Die Zoll- und Grenzschutzbehörde der USA (CBP) wird am Montag, dem 20. April, eine spezielle digitale Plattform starten, um die Verteilung von Zollrückerstattungen zu verwalten. Dieser Schritt folgt einer bahnbrechenden Entscheidung des Obersten Gerichtshofs, die bestimmte einseitige Zollbefugnisse, die zuvor von der Exekutive ausgeübt wurden, ungültig machte.
Der rechtliche Kontext: Warum Rückerstattungen notwendig sind
Der bevorstehende Rückerstattungsprozess ist eine direkte Folge eines Urteils des Obersten Gerichtshofs vom Februar. In einer 6:3-Entscheidung stellte das Gericht fest, dass der Präsident nicht befugt ist, einseitig Zölle gemäß dem International Emergency Economic Powers Act von 1977 (IEEPA) zu erheben.
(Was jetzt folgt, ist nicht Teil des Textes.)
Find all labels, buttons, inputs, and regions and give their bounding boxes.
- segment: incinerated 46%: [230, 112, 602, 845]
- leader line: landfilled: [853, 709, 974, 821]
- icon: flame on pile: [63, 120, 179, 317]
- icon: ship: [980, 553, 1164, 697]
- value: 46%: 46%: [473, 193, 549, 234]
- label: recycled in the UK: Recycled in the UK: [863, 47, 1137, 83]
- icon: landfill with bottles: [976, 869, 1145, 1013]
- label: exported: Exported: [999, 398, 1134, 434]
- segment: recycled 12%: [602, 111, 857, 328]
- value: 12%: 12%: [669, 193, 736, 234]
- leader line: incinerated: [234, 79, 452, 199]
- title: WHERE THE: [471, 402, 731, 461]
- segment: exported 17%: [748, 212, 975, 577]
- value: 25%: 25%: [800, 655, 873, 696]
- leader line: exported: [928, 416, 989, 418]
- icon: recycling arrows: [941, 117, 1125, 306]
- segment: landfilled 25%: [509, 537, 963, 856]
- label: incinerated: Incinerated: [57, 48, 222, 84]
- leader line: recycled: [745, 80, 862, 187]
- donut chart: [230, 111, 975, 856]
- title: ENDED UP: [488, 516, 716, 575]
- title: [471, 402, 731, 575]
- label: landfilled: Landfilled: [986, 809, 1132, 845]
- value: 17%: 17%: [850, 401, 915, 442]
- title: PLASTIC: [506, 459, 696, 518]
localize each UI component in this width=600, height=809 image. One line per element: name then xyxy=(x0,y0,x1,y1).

Mit diesem Urteil wurde ein zentraler Bestandteil früherer Handelspolitiken außer Kraft gesetzt, wodurch viele zuvor erhobene Zölle verfassungswidrig wurden. Folglich ist die Regierung nun gesetzlich verpflichtet, diese Gelder an die Stellen zurückzugeben, die sie gezahlt haben.
Das CAPE-Portal verstehen
Um das enorme Schadenvolumen zu bewältigen, führt das CBP das Portal Consolidated Administration and Processing of Entries (CAPE) ein.
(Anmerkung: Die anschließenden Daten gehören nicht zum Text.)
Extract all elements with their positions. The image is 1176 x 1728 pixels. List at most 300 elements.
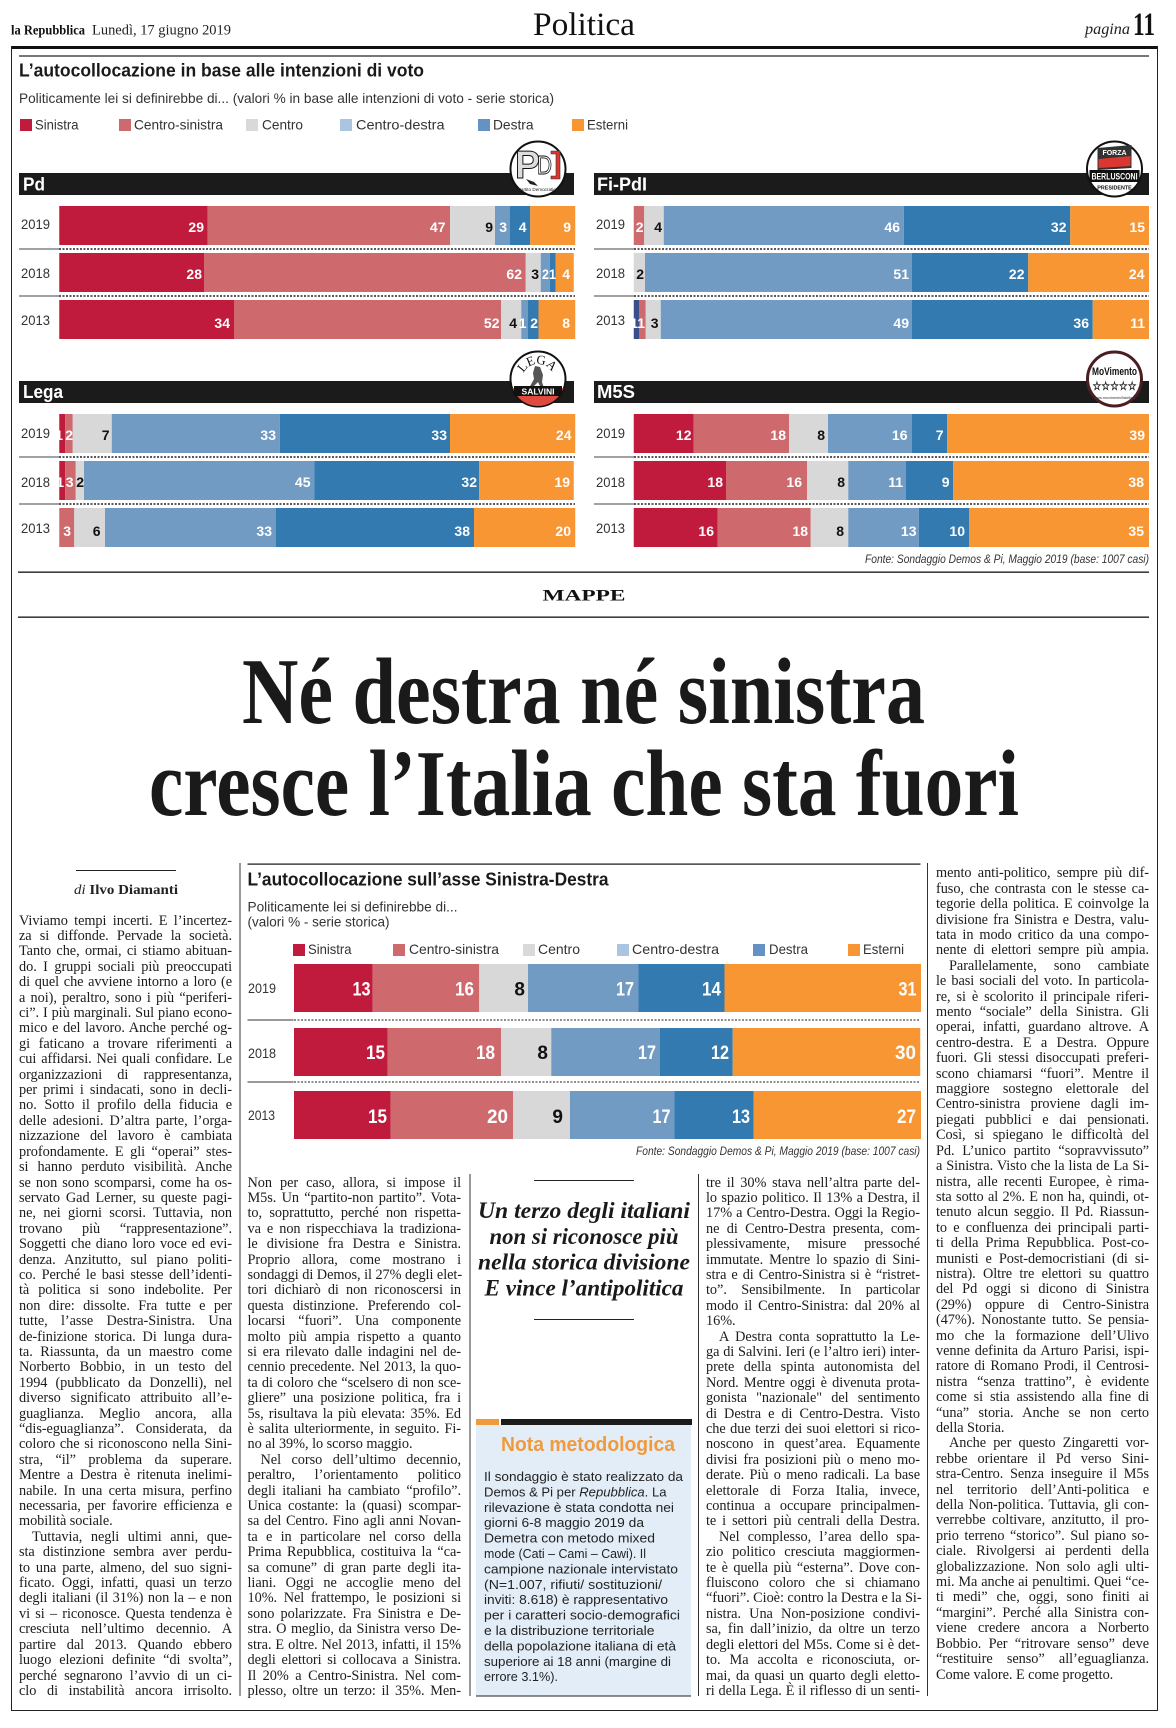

Im Gegensatz zu früheren Methoden, bei denen Rückerstattungen einzeln und für jeden einzelnen Eintrag bearbeitet werden mussten, ist CAPE darauf ausgelegt, den Prozess zu rationalisieren. Dies ermöglicht die konsolidierte Rückerstattung der IEEPA-Zölle, einschließlich der anfallenden Zinsen.
Wichtige Details für Benutzer:
– Zugriff: Das Portal wird über die Website Automated Commercial Environment (ACE) gehostet.
– Funktionalität: Es zentralisiert die Verwaltung von Rückerstattungen, um Effizienz und Geschwindigkeit zu erhöhen.
– Informationen: Das CBP wird über seinen offiziellen Blog fortlaufend Updates bereitstellen.
Berechtigung und Zeitplan für Importeure
Das CAPE-Portal wurde speziell für professionelle Unternehmen entwickelt, die an der Lieferkette beteiligt sind. Um eine Rückerstattung zu beantragen, müssen die folgenden Parteien eine formelle Erklärung über das Portal einreichen:
– Eingetragene Importeure (die offiziell für die Waren verantwortlichen Unternehmen).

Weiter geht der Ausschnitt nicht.